We were told that campaign finance limits would help protect us from political corruption, from vote buying, from cynicism and negativity, and reduce the amount of resources directed into political campaigns. But this has not been the actual result.
The No. 1 beneficiaries of campaign finance limitations have always been incumbent politicians. These are the same people who vote for such limits. Incumbents are already better known than potential challengers, who must work harder to build up name recognition. As in the promotion of any new product, new candidates must spend more resources to become known to the electorate and to make their positions clear.
With campaign finance "reform," the percentage of incumbents re-elected has increased significantly. Far from leveling the playing field and making elections more competitive, the funding and spending limits prevent many potential challengers, especially those who lack personal wealth, from entering the race.
Even the best challengers are hampered. Limits on individual donations force candidates to solicit smaller amounts from a larger number of contributors. This is less efficient than raising larger amounts from fewer contributors. Although it might seem desirable that a candidate demonstrate the serious support of a wide base, the limits give an artificial advantage to the incumbent, who would already have an established contributor list.
Low turnout is connected
By reducing the competitiveness of political campaigns, campaign finance laws have contributed to the low voter turnout numbers that we observe. By limiting the amounts that a citizen may contribute directly to any one candidate or party, the campaign laws enhance the growth of political-action committees and other vehicles of indirect participation in the campaigns. These indirect methods are less efficient than giving directly to the candidate. The citizens' political voice is thereby distorted and made less certain.

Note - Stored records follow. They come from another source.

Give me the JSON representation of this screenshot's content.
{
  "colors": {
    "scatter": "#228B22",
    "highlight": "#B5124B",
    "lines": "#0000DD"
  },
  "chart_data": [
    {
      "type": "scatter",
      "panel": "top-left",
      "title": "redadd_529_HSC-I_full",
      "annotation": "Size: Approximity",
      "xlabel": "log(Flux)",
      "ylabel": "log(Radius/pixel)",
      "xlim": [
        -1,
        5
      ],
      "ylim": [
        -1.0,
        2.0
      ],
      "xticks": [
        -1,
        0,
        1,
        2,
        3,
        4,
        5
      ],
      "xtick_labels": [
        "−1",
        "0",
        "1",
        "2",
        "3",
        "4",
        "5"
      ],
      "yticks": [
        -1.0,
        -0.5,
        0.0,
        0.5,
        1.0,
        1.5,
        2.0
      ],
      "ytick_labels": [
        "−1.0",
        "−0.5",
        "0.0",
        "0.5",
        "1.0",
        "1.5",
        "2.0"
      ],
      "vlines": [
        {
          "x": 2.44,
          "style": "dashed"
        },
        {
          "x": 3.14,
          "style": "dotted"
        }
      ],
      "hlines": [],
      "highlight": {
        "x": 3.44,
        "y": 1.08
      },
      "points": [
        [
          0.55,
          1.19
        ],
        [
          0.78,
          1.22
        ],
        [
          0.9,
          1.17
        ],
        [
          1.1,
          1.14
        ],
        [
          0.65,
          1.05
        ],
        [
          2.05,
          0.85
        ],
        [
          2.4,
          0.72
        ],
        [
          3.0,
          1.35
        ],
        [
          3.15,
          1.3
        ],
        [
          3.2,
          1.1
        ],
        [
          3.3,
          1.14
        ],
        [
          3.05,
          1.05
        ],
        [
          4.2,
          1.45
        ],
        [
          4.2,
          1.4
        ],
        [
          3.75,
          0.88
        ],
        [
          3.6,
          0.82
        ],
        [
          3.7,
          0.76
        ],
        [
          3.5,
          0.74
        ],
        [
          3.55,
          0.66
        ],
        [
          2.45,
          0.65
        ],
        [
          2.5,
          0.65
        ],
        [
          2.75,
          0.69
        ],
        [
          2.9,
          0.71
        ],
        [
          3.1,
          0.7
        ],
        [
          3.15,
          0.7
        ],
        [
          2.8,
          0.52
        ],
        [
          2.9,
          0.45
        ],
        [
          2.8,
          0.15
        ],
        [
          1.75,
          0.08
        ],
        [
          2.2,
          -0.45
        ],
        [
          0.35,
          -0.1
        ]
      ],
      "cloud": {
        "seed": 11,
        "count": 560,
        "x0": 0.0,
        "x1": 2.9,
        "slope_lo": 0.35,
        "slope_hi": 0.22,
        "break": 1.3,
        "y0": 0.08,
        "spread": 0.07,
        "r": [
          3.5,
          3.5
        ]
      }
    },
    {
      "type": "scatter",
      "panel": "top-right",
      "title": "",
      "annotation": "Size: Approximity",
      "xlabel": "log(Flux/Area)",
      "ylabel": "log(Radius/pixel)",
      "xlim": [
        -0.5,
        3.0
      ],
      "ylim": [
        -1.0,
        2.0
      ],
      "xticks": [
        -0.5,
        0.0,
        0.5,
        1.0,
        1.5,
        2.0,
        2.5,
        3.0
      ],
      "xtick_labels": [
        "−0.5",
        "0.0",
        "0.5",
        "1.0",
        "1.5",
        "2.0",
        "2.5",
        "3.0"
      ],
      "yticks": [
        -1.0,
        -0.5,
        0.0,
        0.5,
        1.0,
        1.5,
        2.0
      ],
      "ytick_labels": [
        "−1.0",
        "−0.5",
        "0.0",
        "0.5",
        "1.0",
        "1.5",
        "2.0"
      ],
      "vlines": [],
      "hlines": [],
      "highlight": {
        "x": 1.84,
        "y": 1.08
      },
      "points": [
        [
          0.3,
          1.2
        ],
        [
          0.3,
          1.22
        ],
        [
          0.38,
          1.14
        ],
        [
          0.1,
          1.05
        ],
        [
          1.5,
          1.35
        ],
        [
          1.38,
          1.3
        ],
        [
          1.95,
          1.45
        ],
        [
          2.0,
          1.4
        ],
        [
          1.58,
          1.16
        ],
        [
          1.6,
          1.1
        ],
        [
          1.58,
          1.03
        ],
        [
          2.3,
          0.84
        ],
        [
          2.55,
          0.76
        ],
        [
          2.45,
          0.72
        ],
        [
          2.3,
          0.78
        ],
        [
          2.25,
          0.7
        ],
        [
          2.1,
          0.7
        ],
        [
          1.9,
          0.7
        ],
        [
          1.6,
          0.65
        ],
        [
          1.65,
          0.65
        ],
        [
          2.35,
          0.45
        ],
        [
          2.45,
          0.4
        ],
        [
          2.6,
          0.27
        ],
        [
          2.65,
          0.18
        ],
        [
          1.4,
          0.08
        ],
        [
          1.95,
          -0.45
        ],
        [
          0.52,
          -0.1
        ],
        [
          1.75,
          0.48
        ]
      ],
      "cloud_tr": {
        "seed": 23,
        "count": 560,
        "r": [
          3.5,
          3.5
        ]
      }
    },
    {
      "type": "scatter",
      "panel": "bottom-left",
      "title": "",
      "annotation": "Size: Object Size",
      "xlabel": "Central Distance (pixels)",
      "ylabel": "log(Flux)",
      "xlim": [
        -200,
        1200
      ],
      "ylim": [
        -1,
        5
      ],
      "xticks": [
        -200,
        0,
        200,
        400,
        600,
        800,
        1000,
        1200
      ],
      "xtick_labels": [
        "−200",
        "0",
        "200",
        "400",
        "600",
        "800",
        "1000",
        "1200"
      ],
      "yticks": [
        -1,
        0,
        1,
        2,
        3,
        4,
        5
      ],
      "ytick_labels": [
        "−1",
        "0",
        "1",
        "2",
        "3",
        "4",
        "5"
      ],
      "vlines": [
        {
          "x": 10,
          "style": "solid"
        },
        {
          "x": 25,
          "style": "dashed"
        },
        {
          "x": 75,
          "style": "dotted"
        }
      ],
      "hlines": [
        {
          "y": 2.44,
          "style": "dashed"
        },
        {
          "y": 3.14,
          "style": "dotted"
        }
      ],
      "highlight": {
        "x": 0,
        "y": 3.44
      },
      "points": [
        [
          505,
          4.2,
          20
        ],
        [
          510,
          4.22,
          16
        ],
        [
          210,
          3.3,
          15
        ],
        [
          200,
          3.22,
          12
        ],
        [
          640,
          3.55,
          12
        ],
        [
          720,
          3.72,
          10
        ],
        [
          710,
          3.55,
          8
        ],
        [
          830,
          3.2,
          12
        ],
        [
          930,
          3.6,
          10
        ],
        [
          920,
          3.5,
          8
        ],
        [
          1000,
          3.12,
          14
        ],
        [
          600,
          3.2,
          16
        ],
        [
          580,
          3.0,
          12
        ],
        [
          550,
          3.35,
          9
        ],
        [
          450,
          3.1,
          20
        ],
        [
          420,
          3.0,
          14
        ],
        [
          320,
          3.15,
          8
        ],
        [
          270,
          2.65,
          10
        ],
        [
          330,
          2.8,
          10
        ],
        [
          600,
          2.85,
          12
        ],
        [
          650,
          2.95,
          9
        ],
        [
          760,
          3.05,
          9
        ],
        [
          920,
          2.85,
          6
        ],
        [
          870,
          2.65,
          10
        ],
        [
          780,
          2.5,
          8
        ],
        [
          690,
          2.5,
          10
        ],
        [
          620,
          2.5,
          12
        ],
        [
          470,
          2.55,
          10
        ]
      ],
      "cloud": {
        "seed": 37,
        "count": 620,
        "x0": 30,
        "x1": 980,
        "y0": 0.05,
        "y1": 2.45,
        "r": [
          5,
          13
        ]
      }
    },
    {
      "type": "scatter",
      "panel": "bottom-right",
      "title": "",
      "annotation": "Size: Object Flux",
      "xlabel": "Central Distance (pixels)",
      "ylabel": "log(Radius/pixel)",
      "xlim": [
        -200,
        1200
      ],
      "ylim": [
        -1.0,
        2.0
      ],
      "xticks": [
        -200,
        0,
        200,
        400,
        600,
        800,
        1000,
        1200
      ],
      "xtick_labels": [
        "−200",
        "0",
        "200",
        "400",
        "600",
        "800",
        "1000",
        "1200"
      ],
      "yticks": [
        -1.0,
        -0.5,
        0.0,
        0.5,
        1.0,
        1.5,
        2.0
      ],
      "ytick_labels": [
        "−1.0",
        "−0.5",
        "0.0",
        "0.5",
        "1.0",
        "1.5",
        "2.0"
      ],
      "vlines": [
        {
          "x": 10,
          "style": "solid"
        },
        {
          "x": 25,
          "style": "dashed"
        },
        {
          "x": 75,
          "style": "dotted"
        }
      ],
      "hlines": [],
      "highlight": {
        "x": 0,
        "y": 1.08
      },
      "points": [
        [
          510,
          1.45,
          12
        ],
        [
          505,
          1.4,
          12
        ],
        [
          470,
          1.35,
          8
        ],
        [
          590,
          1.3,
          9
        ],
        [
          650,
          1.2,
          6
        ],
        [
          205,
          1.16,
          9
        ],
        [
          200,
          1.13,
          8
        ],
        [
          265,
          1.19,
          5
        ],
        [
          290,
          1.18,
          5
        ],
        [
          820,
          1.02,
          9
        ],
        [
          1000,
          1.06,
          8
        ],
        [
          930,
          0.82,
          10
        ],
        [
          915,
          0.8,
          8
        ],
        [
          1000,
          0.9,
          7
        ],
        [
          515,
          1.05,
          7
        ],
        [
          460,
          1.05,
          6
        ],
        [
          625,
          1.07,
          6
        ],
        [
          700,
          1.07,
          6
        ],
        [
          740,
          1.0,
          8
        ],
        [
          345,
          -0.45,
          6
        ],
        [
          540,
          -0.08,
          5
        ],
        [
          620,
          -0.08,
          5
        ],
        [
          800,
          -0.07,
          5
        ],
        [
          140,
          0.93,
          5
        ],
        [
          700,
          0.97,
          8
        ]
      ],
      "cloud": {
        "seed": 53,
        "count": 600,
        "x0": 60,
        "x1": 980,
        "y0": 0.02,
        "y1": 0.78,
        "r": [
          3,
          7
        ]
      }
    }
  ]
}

The same is true for limits on the political contributions of corporations. The political involvement of corporations has increased as governments have increased the level of their interference in business and the economy. Corporate political expenditures, whether for lobbying or campaign contributions, could not pay off if governments did not have the power to interfere the way they do. As it is, companies see it necessary to divert some of their resources into defending themselves against abuses of government power. Such abuses might be instigated by either statist ideologues or by unregenerate business competitors who lobby government for their own special advantage.
If the Supreme Court had protected us from the expansion of government powers that were once considered to be unconstitutional, then the court would not now need to hear arguments concerning the constitutionality of campaign finance laws. It is unlikely that such laws would ever have existed. Let us hope that, on September 9, the Supreme Court begins the process of correcting its past errors by ruling campaign finance limits, such as those in the McCain-Feingold law, to be unconstitutional.
Richard J. Grant is professor of finance and economics at Lipscomb University and a scholar at the Tennessee Center for Policy Research.